The effects of increased IAP and sometimes extreme Trendelenburg or reverse Trendelenburg positions on cardiac index and LVEDVI are not easy to explain because, except for the one measurement made 5 min after establishing of pneumoperitoneum, measurements were made without considering the patient's position. It has been described that an IAP of 15 mm Hg induces minimal cardiovascular changes.22 The reverse Trendelenburg position causes a reduction of left ventricular end-diastolic area23 and, consequently, of LVEDVI, without reduction of MAP. This reduction of LVEDVI could not have been detected if there was no TEE measurement scheduled at that time or it did not generate a reduction of MAP that was greater than 20%.

Some studies suggest that excess intravascular volume replacement worsens surgical outcomes.3,5,6 However, other studies have shown a better postoperative fitness when large amounts of crystalloids are used.22,24 Our results suggest that volume replacement therapy must be adapted to the specific requirements of each patient. Current guidelines17,18 may recommend excessive replacement.

Our results show that cardiac index can be maintained in the presence of a reduced LVEDVI in patients in good cardiovascular condition. This likely results from compensatory mechanisms or a reduction in afterload from isoflurane anesthesia. This shows one of the pitfalls of using LVEDVI as a physiologic target for intraoperative fluid replacement. Perhaps baseline, rather than normal LVEDVI under a stable level of anesthesia, represents a more suitable objective.

We chose to replace intravascular volume loss with crystalloids, as this reflects our clinical practice. We cannot extrapolate from these results to recommendations for replacing volume loss with colloidal solutions.

In both groups, urine output was marginal and probably inadequate according to the standard recommendation.23 The study design cannot exclude regional blood flow redistribution that could reduce renal blood flow and glomerular filtration rate. However, maintenance of a baseline and normal cardiac index during the study period allow us to think that renal perfusion was normal, and that the urine output reduction observed was a physiological response to surgery.25 Renal function and perfusion under these study conditions must be evaluated to exclude the possibility of renal hypoperfusion and its consequences.

A possible limitation of our study is that patients could not be randomized to open or laparoscopic surgery, which was determined by surgeon based on the underlying pathology.
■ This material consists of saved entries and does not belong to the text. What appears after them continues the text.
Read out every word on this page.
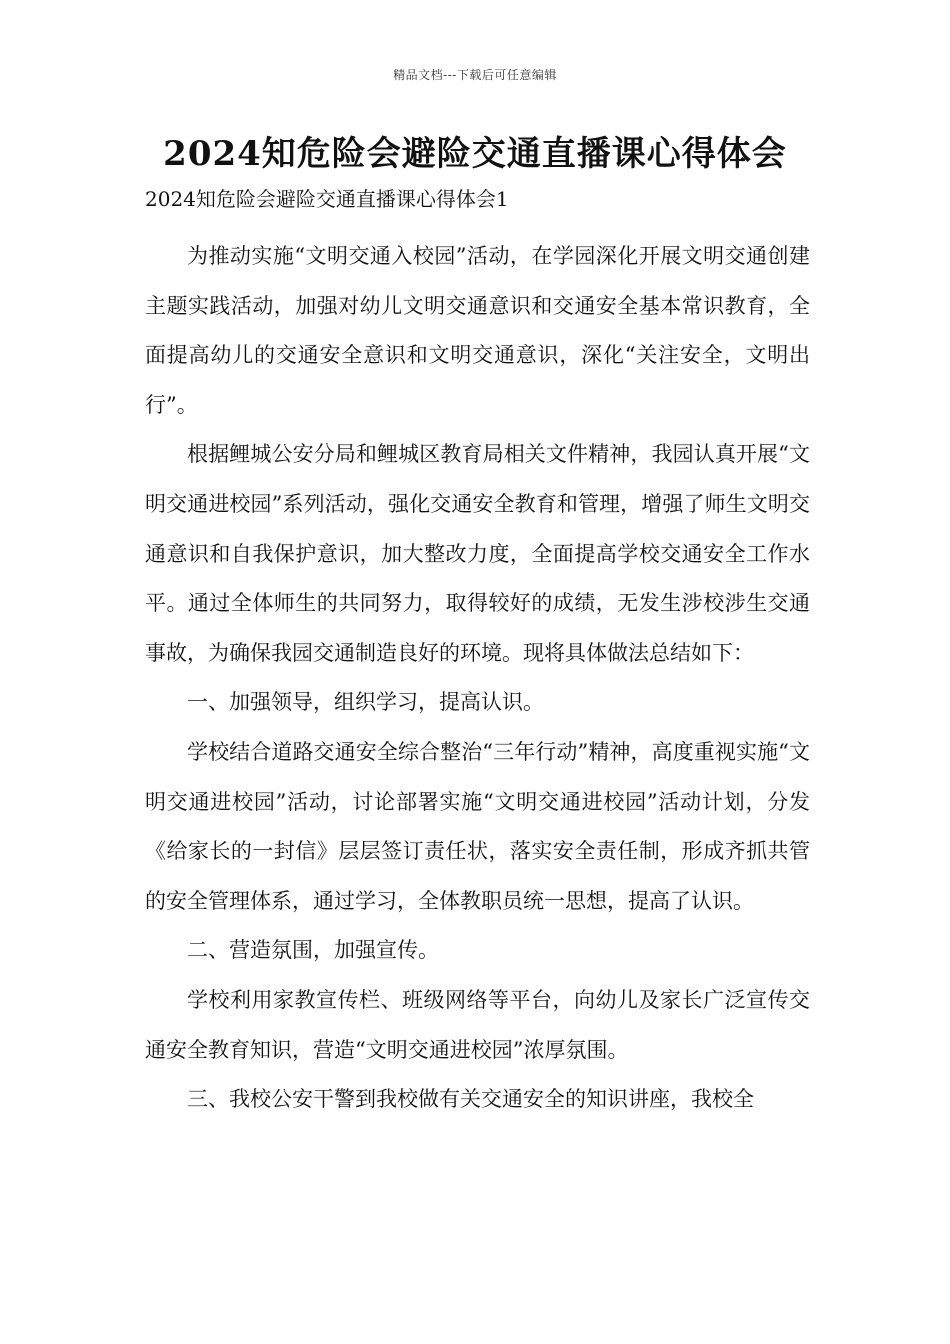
精品文档---下载后可任意编辑
2024知危险会避险交通直播课心得体会

2024知危险会避险交通直播课心得体会1

为推动实施“文明交通入校园”活动，在学园深化开展文明交通创建主题实践活动，加强对幼儿文明交通意识和交通安全基本常识教育，全面提高幼儿的交通安全意识和文明交通意识，深化“关注安全，文明出行”。

根据鲤城公安分局和鲤城区教育局相关文件精神，我园认真开展“文明交通进校园”系列活动，强化交通安全教育和管理，增强了师生文明交通意识和自我保护意识，加大整改力度，全面提高学校交通安全工作水平。通过全体师生的共同努力，取得较好的成绩，无发生涉校涉生交通事故，为确保我园交通制造良好的环境。现将具体做法总结如下：

一、加强领导，组织学习，提高认识。

学校结合道路交通安全综合整治“三年行动”精神，高度重视实施“文明交通进校园”活动，讨论部署实施“文明交通进校园”活动计划，分发《给家长的一封信》层层签订责任状，落实安全责任制，形成齐抓共管的安全管理体系，通过学习，全体教职员统一思想，提高了认识。

二、营造氛围，加强宣传。

学校利用家教宣传栏、班级网络等平台，向幼儿及家长广泛宣传交通安全教育知识，营造“文明交通进校园”浓厚氛围。

三、我校公安干警到我校做有关交通安全的知识讲座，我校全
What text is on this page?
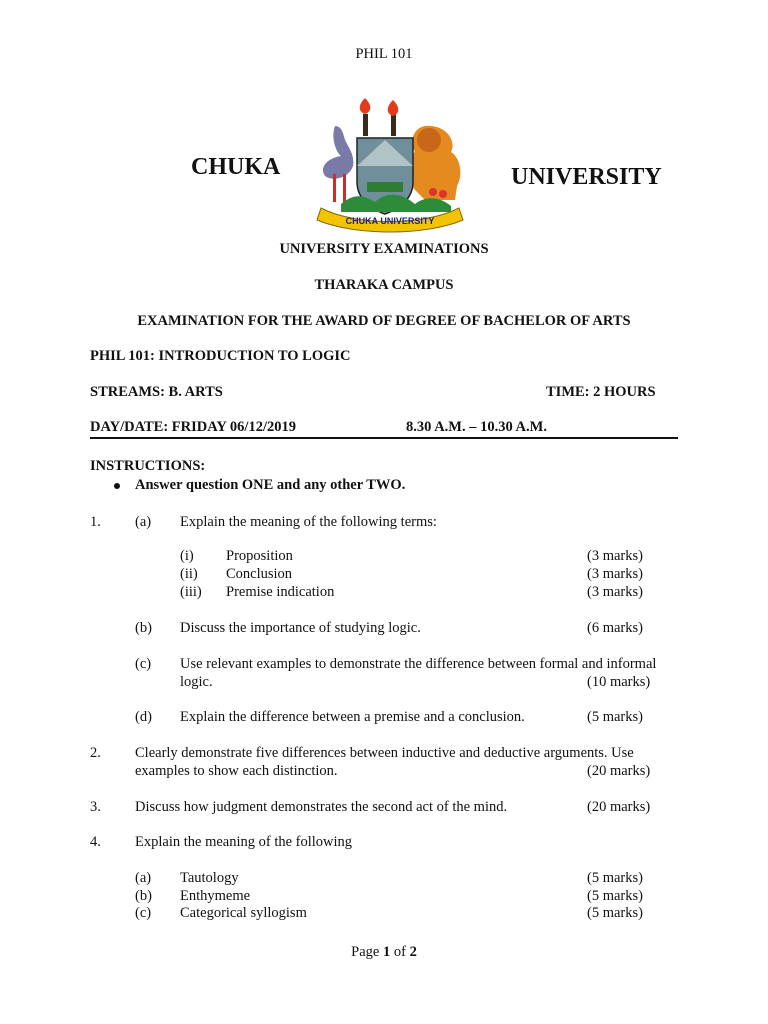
PHIL 101
CHUKA UNIVERSITY
CHUKA	UNIVERSITY
UNIVERSITY EXAMINATIONS
THARAKA CAMPUS
EXAMINATION FOR THE AWARD OF DEGREE OF BACHELOR OF ARTS
PHIL 101: INTRODUCTION TO LOGIC
STREAMS: B. ARTS	TIME: 2 HOURS
DAY/DATE: FRIDAY 06/12/2019	8.30 A.M. – 10.30 A.M.
INSTRUCTIONS:
Answer question ONE and any other TWO.
1. (a) Explain the meaning of the following terms:
(i) Proposition	(3 marks)
(ii) Conclusion	(3 marks)
(iii) Premise indication	(3 marks)
(b) Discuss the importance of studying logic.	(6 marks)
(c) Use relevant examples to demonstrate the difference between formal and informal
logic.	(10 marks)
(d) Explain the difference between a premise and a conclusion.	(5 marks)
2. Clearly demonstrate five differences between inductive and deductive arguments. Use
examples to show each distinction.	(20 marks)
3. Discuss how judgment demonstrates the second act of the mind.	(20 marks)
4. Explain the meaning of the following
(a) Tautology	(5 marks)
(b) Enthymeme	(5 marks)
(c) Categorical syllogism	(5 marks)
Page 1 of 2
As a result, there were more sigmoidectomies in group L and more hemicolectomies in group O. This unequal distribution of operations may have influenced our findings.

In addition the isoflurane concentrations were between 1 and 1.5 minimum alveolar concentration during maintenance of anesthesia in both groups. Since we did not use intraoperative electroencephalogram monitoring, there may have been differences in anesthetic depth. Since the range of isoflurane concentration was relatively narrow, and patients in both groups had similar demographic characteristics, we think that it was unlikely that differences in isoflurane dose affected our results.

Although there were no formal contraindication, the addition of nitrous oxide for anesthesia with bowel surgery might be controversial due to its accumulation in the gut. This constitutes a normal practice in our department and we have not seen technical difficulties for surgeons due to gut distension.

In summary, the rate of crystalloid administration required to maintain baseline LVEDVI and cardiac index was 5.9 ± 2 mL · kg−1 · h−1 for open surgery and 3.4 ± 0.8 mL · kg−1 · h−1 for laparoscopic surgery (P < 0.01). This slower rate for laparoscopic surgery was offset by the longer surgical duration. The rate of crystalloid solution to maintain baseline LVEDVI and cardiac index is lower than commonly recommended for colorectal surgery.